They take trial runs toward thrashing salmon still entering the current but soon stop and walk away.  I watch their warmly furred bodies disappearing in the forest and see they need to rest. We need a change of pace, too.  Our camper is leaking, staining sleeping bags with wet rivulets.  It is time to start our trek south, to some warmer and drier places. Yet after days spent in the green light of the stream reflecting dark animals, boiling clouds and the shimmering salmon, something changes, and Pablo Neruda's words come:

I walked around as you do, investigating
the endless star,
and in my net, during the night, I woke up naked,
the only thing caught, a fish trapped inside the wind.

©Yva Momatiuk




Saturday, August 22, 2009

lynx

We are back in Alaska, falling silly in love with animals we meet.

First, there are red foxes, three kits as bright as new flames, tumbling across the road on Denali's Polychrome Pass at daybreak.  It turns out the things you can do with a roadside boulder are many. You can jump on it and play the king of the castle, while another two foxes try to pull you down.  You can all hide your heads behind it, so only three butts and three enormously bushy tails stick out, and stand like this for a while.  You can run around the boulder one way, and then the other way, very fast.  You can stop near it and pant, and then you can jump back and forth.  Forgetting the boulder, you can run up the trail and stand together with shoulders touching and turn your heads in the same direction, so the bunched up faces look like a big red artichoke with fox ears for petals.

Not even a quarter of a mile down the road from the fox artichoke, there are four wolves, both parents and their two big pups, sitting on top of a small hill.  As we watch, they occasionally produce a gentle communal howl, nothing serious, just a little morning song with dark noses lifted high and furry throats vibrating. After the last song they sneak away so smoothly we hardly notice their departure.

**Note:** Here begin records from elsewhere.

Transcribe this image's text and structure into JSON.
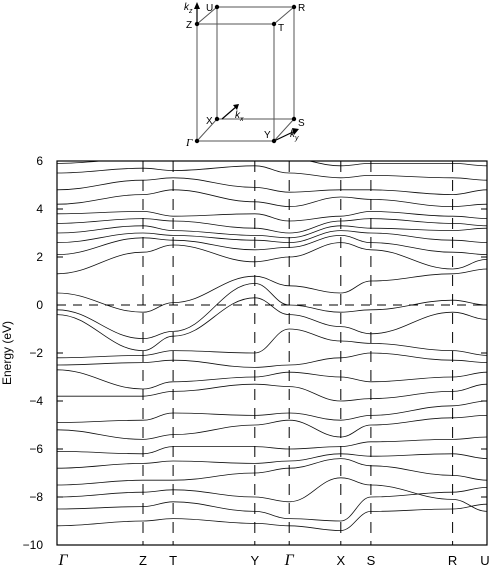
{
  "brillouin_zone": {
    "points": [
      "U",
      "R",
      "Z",
      "T",
      "X",
      "S",
      "Γ",
      "Y"
    ],
    "axes": [
      {
        "k": "k",
        "sub": "z"
      },
      {
        "k": "k",
        "sub": "x"
      },
      {
        "k": "k",
        "sub": "y"
      }
    ]
  },
  "chart_data": {
    "type": "line",
    "title": "",
    "xlabel": "",
    "ylabel": "Energy (eV)",
    "ylim": [
      -10,
      6
    ],
    "yticks": [
      6,
      4,
      2,
      0,
      -2,
      -4,
      -6,
      -8,
      -10
    ],
    "k_path": [
      {
        "label": "Γ",
        "pos": 0.0,
        "greek": true
      },
      {
        "label": "Z",
        "pos": 0.2
      },
      {
        "label": "T",
        "pos": 0.27
      },
      {
        "label": "Y",
        "pos": 0.46
      },
      {
        "label": "Γ",
        "pos": 0.54,
        "greek": true
      },
      {
        "label": "X",
        "pos": 0.66
      },
      {
        "label": "S",
        "pos": 0.73
      },
      {
        "label": "R",
        "pos": 0.92
      },
      {
        "label": "U",
        "pos": 1.0
      }
    ],
    "fermi_level": 0,
    "bands": [
      [
        -9.2,
        -9.0,
        -8.9,
        -9.1,
        -9.2,
        -9.4,
        -8.6,
        -8.5,
        -8.3
      ],
      [
        -8.5,
        -8.4,
        -8.2,
        -8.6,
        -8.9,
        -9.0,
        -8.0,
        -7.8,
        -7.6
      ],
      [
        -8.0,
        -7.8,
        -7.7,
        -8.0,
        -8.2,
        -7.2,
        -7.5,
        -8.1,
        -8.6
      ],
      [
        -7.5,
        -7.3,
        -7.3,
        -7.0,
        -6.8,
        -6.4,
        -6.7,
        -7.1,
        -7.3
      ],
      [
        -6.8,
        -6.6,
        -6.5,
        -6.6,
        -6.5,
        -6.2,
        -6.3,
        -6.2,
        -6.4
      ],
      [
        -6.1,
        -6.2,
        -5.9,
        -5.9,
        -6.0,
        -5.9,
        -5.7,
        -5.6,
        -5.5
      ],
      [
        -5.2,
        -5.6,
        -5.4,
        -5.0,
        -4.8,
        -5.5,
        -5.0,
        -4.7,
        -4.6
      ],
      [
        -4.9,
        -4.8,
        -4.5,
        -4.6,
        -4.5,
        -4.8,
        -4.6,
        -4.2,
        -4.0
      ],
      [
        -3.8,
        -3.8,
        -3.6,
        -3.3,
        -3.4,
        -4.0,
        -3.9,
        -3.6,
        -3.3
      ],
      [
        -2.7,
        -3.5,
        -3.2,
        -3.0,
        -2.8,
        -3.0,
        -3.2,
        -3.0,
        -2.8
      ],
      [
        -2.5,
        -2.4,
        -2.3,
        -2.6,
        -2.5,
        -2.2,
        -2.0,
        -2.3,
        -2.4
      ],
      [
        -2.2,
        -2.1,
        -1.9,
        -2.0,
        -1.0,
        -1.5,
        -1.6,
        -1.9,
        -2.1
      ],
      [
        -0.4,
        -1.9,
        -1.3,
        0.3,
        -0.4,
        -0.9,
        -1.2,
        -0.3,
        -0.6
      ],
      [
        -0.2,
        -1.4,
        -1.1,
        0.9,
        0.0,
        -0.3,
        -0.2,
        0.2,
        0.0
      ],
      [
        0.5,
        -0.3,
        0.1,
        1.2,
        0.8,
        0.5,
        1.0,
        1.3,
        1.5
      ],
      [
        1.3,
        2.2,
        2.5,
        1.8,
        2.0,
        2.6,
        2.3,
        1.5,
        1.9
      ],
      [
        2.1,
        2.8,
        2.7,
        2.3,
        2.4,
        2.9,
        2.6,
        2.2,
        2.1
      ],
      [
        2.6,
        3.0,
        2.9,
        2.7,
        2.6,
        3.1,
        3.0,
        2.7,
        2.6
      ],
      [
        3.0,
        3.3,
        3.1,
        2.9,
        2.8,
        3.3,
        3.2,
        3.1,
        3.2
      ],
      [
        3.4,
        3.6,
        3.5,
        3.2,
        3.0,
        3.5,
        3.6,
        3.4,
        3.3
      ],
      [
        3.8,
        3.9,
        3.7,
        3.8,
        3.5,
        3.7,
        3.9,
        3.7,
        3.6
      ],
      [
        4.2,
        4.6,
        4.8,
        4.3,
        4.1,
        4.5,
        4.4,
        4.1,
        4.2
      ],
      [
        4.8,
        5.2,
        5.3,
        4.9,
        4.7,
        4.8,
        4.8,
        4.6,
        4.8
      ],
      [
        5.5,
        5.7,
        5.6,
        5.8,
        5.5,
        5.3,
        5.4,
        5.3,
        5.2
      ],
      [
        5.9,
        6.1,
        6.0,
        6.2,
        6.1,
        5.8,
        5.9,
        5.9,
        5.8
      ]
    ],
    "grid": false,
    "legend": "none"
  }
}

There are also freshly fledged golden eagle chicks playing high in the wind, and northern harrier hawks flying and diving in search of Denali's voles and mice and other tasty snacks, and a trumpeter swan taking off from a small tundra pond, his huge snowy wings doing the heavy lifting.

There are partridgeberries and blueberries and a long afternoon sleep in the tundra under the warm sun, with our arms entwined.

Last night we arrived at the campground in Denali after sleeping in the high country gravel pit, and learned there was a family of lynx hunting in the nearby woods.

John thought we should just go and see them. I insisted we needed at least one camera. He maintained that walking camera-free guaranteed a good sighting. After some to and fro and many associated and not always helpful remarks, I grabbed my camera from the truck and off we went. It was getting dark, the time when every river corridor in Alaska becomes a natural animal highway, so we kept our eyes peeled for grizzlies and anything else that moved.

It did not take long before John whispered: there is a lynx!  but later told me that at first he thought it was a big snowshoe hare with enormous hunches: same color, same stillness in the woods. The big cat sat on his rump in a mossy patch, straight and tall like a Great Dane, ignoring us. Then he bounded silently on his huge soft paws into the thicket, flushing out several jays which scattered loudly: it looked more like a "here I go" kind of romp than a real hunt.  I looked through the viewfinder but my camera was defunct: I forgot I already took my digital card out, and this is like pulling all books out of a library -- there was nothing to read.

Miraculously, the lynx took a beeline back to the campground.  We followed at the respectful distance, grabbed my card and another camera, and just as well since another lynx appeared.  John and his lynx went to a meadow, while I tried to keep up with my cat who preferred the thickest of thickets, and after some scrambling among the trees we photographed our moving felines until they disappeared like fuzzy ghosts into the night. After we looked at the images later that evening we felt the joy again: two graceful, big-footed, black-ear-tipped cats, melting into the black spruce forest.  I do not know how my freshly mended leg carried me over ravines, mossy brooks and lumpy forest floor in semi-darkness, but it did. And I am not sure if I ended up dreaming about lynx, but it was a dream of quiet alertness, full of bouncy and exuberant life.